14 DAY TRIAL // After analyzing numerous spam campaigns that relied on the infamous Blackhole, Trend Micro experts have put together a study highlighting the most significant changes brought by the use of the exploit kit.
The paper – Blackhole Exploit Kit: A Spam Campaign, Not a Series of Individual Spam Runs – starts by explaining how spam runs that involve Blackhole work.
First, the potential victim receives an email containing a link to a compromised website. The hijacked site contains a script that redirects the user to a malicious page commonly referred to as the “landing page.”
Here, the exploit kit probes the victim’s system in search for unpatched vulnerabilities that can be leveraged to push the payload, in most cases represented by malware such as Cridex or ZeuS.
Researchers note that since cybercriminals have started relying on this method to obtain valuable information, the emails that trigger everything aren’t designed to induce a state of urgency.

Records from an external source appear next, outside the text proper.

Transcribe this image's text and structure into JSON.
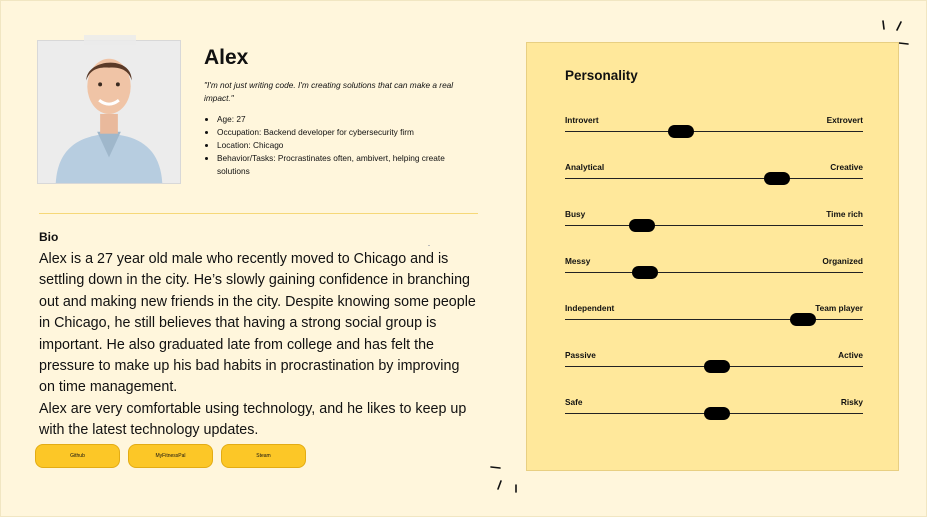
{
  "persona": {
    "name": "Alex",
    "quote": "\"I'm not just writing code. I'm creating solutions that can make a real impact.\"",
    "facts": [
      "Age: 27",
      "Occupation: Backend developer for cybersecurity firm",
      "Location: Chicago",
      "Behavior/Tasks: Procrastinates often, ambivert, helping create solutions"
    ],
    "photo": "portrait-photo"
  },
  "bio": {
    "title": "Bio",
    "paragraphs": [
      "Alex is a 27 year old male who recently moved to Chicago and is settling down in the city. He’s slowly gaining confidence in branching out and making new friends in the city. Despite knowing some people in Chicago, he still believes that having a strong social group is important. He also graduated late from college and has felt the pressure to make up his bad habits in procrastination by improving on time management.",
      "Alex are very comfortable using technology, and he likes to keep up with the latest technology updates."
    ]
  },
  "links": [
    "Github",
    "MyFitnessPal",
    "Steam"
  ],
  "personality": {
    "title": "Personality",
    "traits": [
      {
        "left": "Introvert",
        "right": "Extrovert",
        "value": 0.39
      },
      {
        "left": "Analytical",
        "right": "Creative",
        "value": 0.71
      },
      {
        "left": "Busy",
        "right": "Time rich",
        "value": 0.26
      },
      {
        "left": "Messy",
        "right": "Organized",
        "value": 0.27
      },
      {
        "left": "Independent",
        "right": "Team player",
        "value": 0.8
      },
      {
        "left": "Passive",
        "right": "Active",
        "value": 0.51
      },
      {
        "left": "Safe",
        "right": "Risky",
        "value": 0.51
      }
    ]
  },
  "colors": {
    "background": "#fff6dc",
    "panel": "#ffe89b",
    "button": "#fcc727",
    "knob": "#000000",
    "divider": "#f6d878"
  }
}
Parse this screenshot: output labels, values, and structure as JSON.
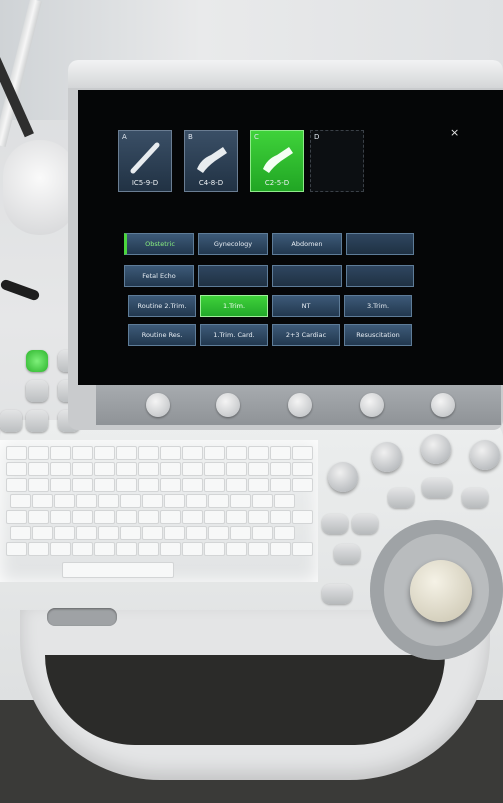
{
  "probes": [
    {
      "letter": "A",
      "name": "IC5-9-D",
      "selected": false
    },
    {
      "letter": "B",
      "name": "C4-8-D",
      "selected": false
    },
    {
      "letter": "C",
      "name": "C2-5-D",
      "selected": true
    },
    {
      "letter": "D",
      "name": "",
      "selected": false
    }
  ],
  "close_label": "×",
  "presets": {
    "row1": [
      "Obstetric",
      "Gynecology",
      "Abdomen",
      ""
    ],
    "row2": [
      "Fetal Echo",
      "",
      "",
      ""
    ],
    "row3": [
      "Routine 2.Trim.",
      "1.Trim.",
      "NT",
      "3.Trim."
    ],
    "row4": [
      "Routine Res.",
      "1.Trim. Card.",
      "2+3 Cardiac",
      "Resuscitation"
    ]
  },
  "selected_preset": "1.Trim.",
  "colors": {
    "accent_green": "#3fd23a",
    "button_blue": "#2d4866",
    "screen_bg": "#050607"
  }
}
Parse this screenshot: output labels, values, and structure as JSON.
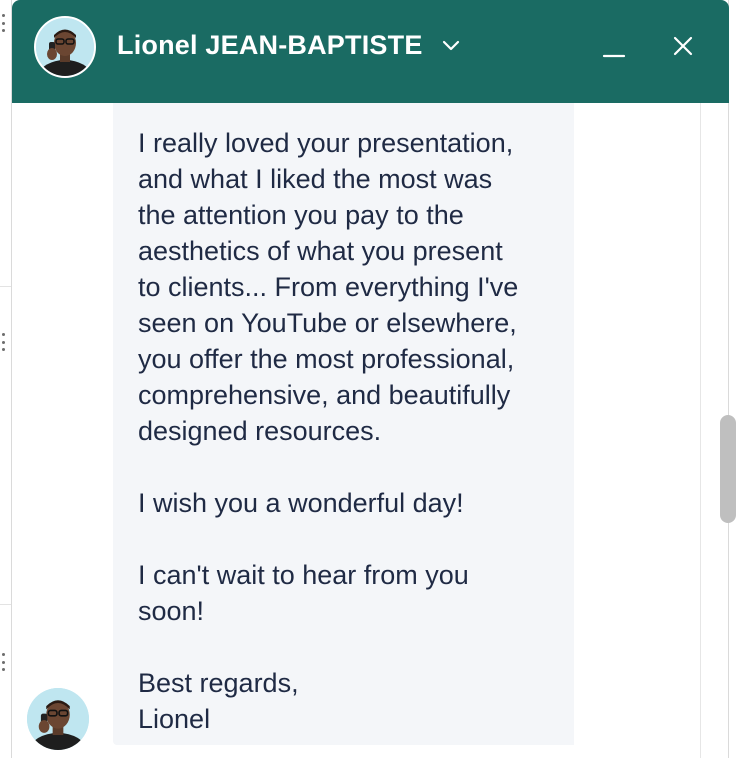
{
  "header": {
    "contact_name": "Lionel JEAN-BAPTISTE",
    "avatar_icon": "avatar-icon",
    "chevron_icon": "chevron-down-icon",
    "minimize_icon": "minimize-icon",
    "close_icon": "close-icon",
    "background_color": "#1a6b63"
  },
  "message": {
    "text": "I really loved your presentation,\nand what I liked the most was\nthe attention you pay to the\naesthetics of what you present\nto clients... From everything I've\nseen on YouTube or elsewhere,\nyou offer the most professional,\ncomprehensive, and beautifully\ndesigned resources.\n\nI wish you a wonderful day!\n\nI can't wait to hear from you\nsoon!\n\nBest regards,\nLionel",
    "bubble_color": "#f4f6f9",
    "text_color": "#1f2a44"
  }
}
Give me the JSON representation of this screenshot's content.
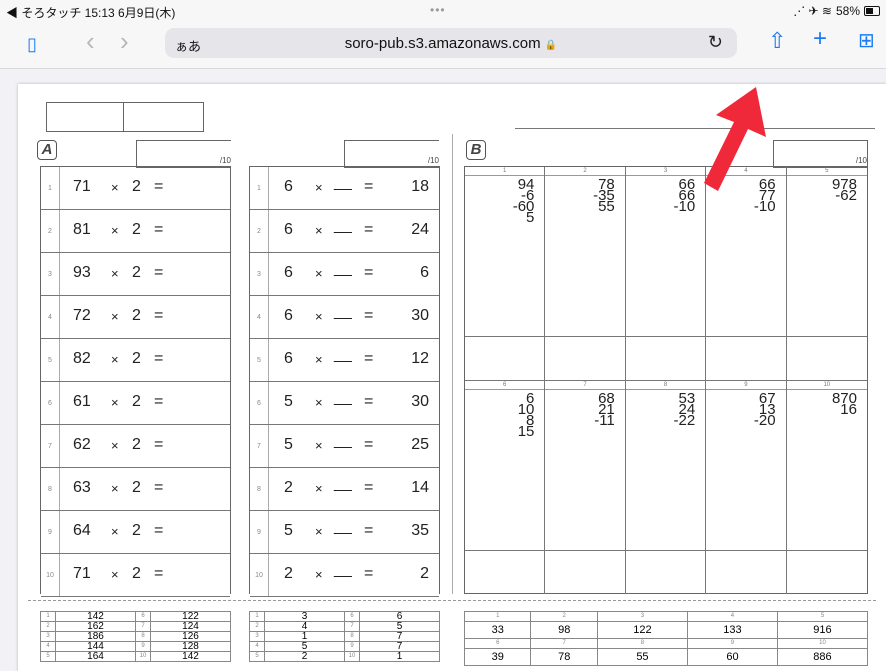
{
  "status_bar": {
    "left": "◀ そろタッチ  15:13  6月9日(木)",
    "center": "•••",
    "signal": "⋰ ✈ ≋",
    "battery": "58%"
  },
  "browser": {
    "text_size_label": "ぁあ",
    "url": "soro-pub.s3.amazonaws.com",
    "lock_icon": "🔒",
    "reload_icon": "↻",
    "share_icon": "⇧",
    "new_tab_icon": "+",
    "tabs_icon": "⊞",
    "sidebar_icon": "▯",
    "back_icon": "‹",
    "forward_icon": "›"
  },
  "worksheet": {
    "section_a": {
      "letter": "A",
      "score_denominator": "/10",
      "col1": [
        {
          "n": "1",
          "a": "71",
          "op": "×",
          "b": "2",
          "eq": "="
        },
        {
          "n": "2",
          "a": "81",
          "op": "×",
          "b": "2",
          "eq": "="
        },
        {
          "n": "3",
          "a": "93",
          "op": "×",
          "b": "2",
          "eq": "="
        },
        {
          "n": "4",
          "a": "72",
          "op": "×",
          "b": "2",
          "eq": "="
        },
        {
          "n": "5",
          "a": "82",
          "op": "×",
          "b": "2",
          "eq": "="
        },
        {
          "n": "6",
          "a": "61",
          "op": "×",
          "b": "2",
          "eq": "="
        },
        {
          "n": "7",
          "a": "62",
          "op": "×",
          "b": "2",
          "eq": "="
        },
        {
          "n": "8",
          "a": "63",
          "op": "×",
          "b": "2",
          "eq": "="
        },
        {
          "n": "9",
          "a": "64",
          "op": "×",
          "b": "2",
          "eq": "="
        },
        {
          "n": "10",
          "a": "71",
          "op": "×",
          "b": "2",
          "eq": "="
        }
      ],
      "col2": [
        {
          "n": "1",
          "a": "6",
          "op": "×",
          "blank": "__",
          "eq": "=",
          "r": "18"
        },
        {
          "n": "2",
          "a": "6",
          "op": "×",
          "blank": "__",
          "eq": "=",
          "r": "24"
        },
        {
          "n": "3",
          "a": "6",
          "op": "×",
          "blank": "__",
          "eq": "=",
          "r": "6"
        },
        {
          "n": "4",
          "a": "6",
          "op": "×",
          "blank": "__",
          "eq": "=",
          "r": "30"
        },
        {
          "n": "5",
          "a": "6",
          "op": "×",
          "blank": "__",
          "eq": "=",
          "r": "12"
        },
        {
          "n": "6",
          "a": "5",
          "op": "×",
          "blank": "__",
          "eq": "=",
          "r": "30"
        },
        {
          "n": "7",
          "a": "5",
          "op": "×",
          "blank": "__",
          "eq": "=",
          "r": "25"
        },
        {
          "n": "8",
          "a": "2",
          "op": "×",
          "blank": "__",
          "eq": "=",
          "r": "14"
        },
        {
          "n": "9",
          "a": "5",
          "op": "×",
          "blank": "__",
          "eq": "=",
          "r": "35"
        },
        {
          "n": "10",
          "a": "2",
          "op": "×",
          "blank": "__",
          "eq": "=",
          "r": "2"
        }
      ]
    },
    "section_b": {
      "letter": "B",
      "score_denominator": "/10",
      "top": [
        {
          "n": "1",
          "vals": [
            "94",
            "-6",
            "-60",
            "5"
          ]
        },
        {
          "n": "2",
          "vals": [
            "78",
            "-35",
            "55"
          ]
        },
        {
          "n": "3",
          "vals": [
            "66",
            "66",
            "-10"
          ]
        },
        {
          "n": "4",
          "vals": [
            "66",
            "77",
            "-10"
          ]
        },
        {
          "n": "5",
          "vals": [
            "978",
            "-62"
          ]
        }
      ],
      "bottom": [
        {
          "n": "6",
          "vals": [
            "6",
            "10",
            "8",
            "15"
          ]
        },
        {
          "n": "7",
          "vals": [
            "68",
            "21",
            "-11"
          ]
        },
        {
          "n": "8",
          "vals": [
            "53",
            "24",
            "-22"
          ]
        },
        {
          "n": "9",
          "vals": [
            "67",
            "13",
            "-20"
          ]
        },
        {
          "n": "10",
          "vals": [
            "870",
            "16"
          ]
        }
      ]
    },
    "answers": {
      "a1": [
        [
          "1",
          "142",
          "6",
          "122"
        ],
        [
          "2",
          "162",
          "7",
          "124"
        ],
        [
          "3",
          "186",
          "8",
          "126"
        ],
        [
          "4",
          "144",
          "9",
          "128"
        ],
        [
          "5",
          "164",
          "10",
          "142"
        ]
      ],
      "a2": [
        [
          "1",
          "3",
          "6",
          "6"
        ],
        [
          "2",
          "4",
          "7",
          "5"
        ],
        [
          "3",
          "1",
          "8",
          "7"
        ],
        [
          "4",
          "5",
          "9",
          "7"
        ],
        [
          "5",
          "2",
          "10",
          "1"
        ]
      ],
      "b_nums_top": [
        "1",
        "2",
        "3",
        "4",
        "5"
      ],
      "b_vals_top": [
        "33",
        "98",
        "122",
        "133",
        "916"
      ],
      "b_nums_bottom": [
        "6",
        "7",
        "8",
        "9",
        "10"
      ],
      "b_vals_bottom": [
        "39",
        "78",
        "55",
        "60",
        "886"
      ]
    }
  },
  "colors": {
    "accent": "#1a7cf5",
    "arrow": "#f0293a"
  }
}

It’s well known that spam messages that carry malware attachments or ones that redirect users to domains that host replicas of the genuine website always try to create a state of urgency. With Blackhole, it’s a different story.
The emails, purporting to come from companies such as US Airways, LinkedIn, NACHA, Facebook, Microsoft, AmEx, HP Scanjet, FedWire or Apple Store, simply point to the compromised sites with subjects such as:
- You message is ready; - Your statement is available online; - Password reset notification; - Pending Messages: There are a total of 1 messages awaiting your response. Visit your inbox now; - Incoming payment received.
So instead of appearing urgent, these messages rely on the fact that they perfectly replicate the ones sent by the genuine company.
According to the report, ZeuS is the most widely utilized piece of malware (66%), followed by Cridex (29%).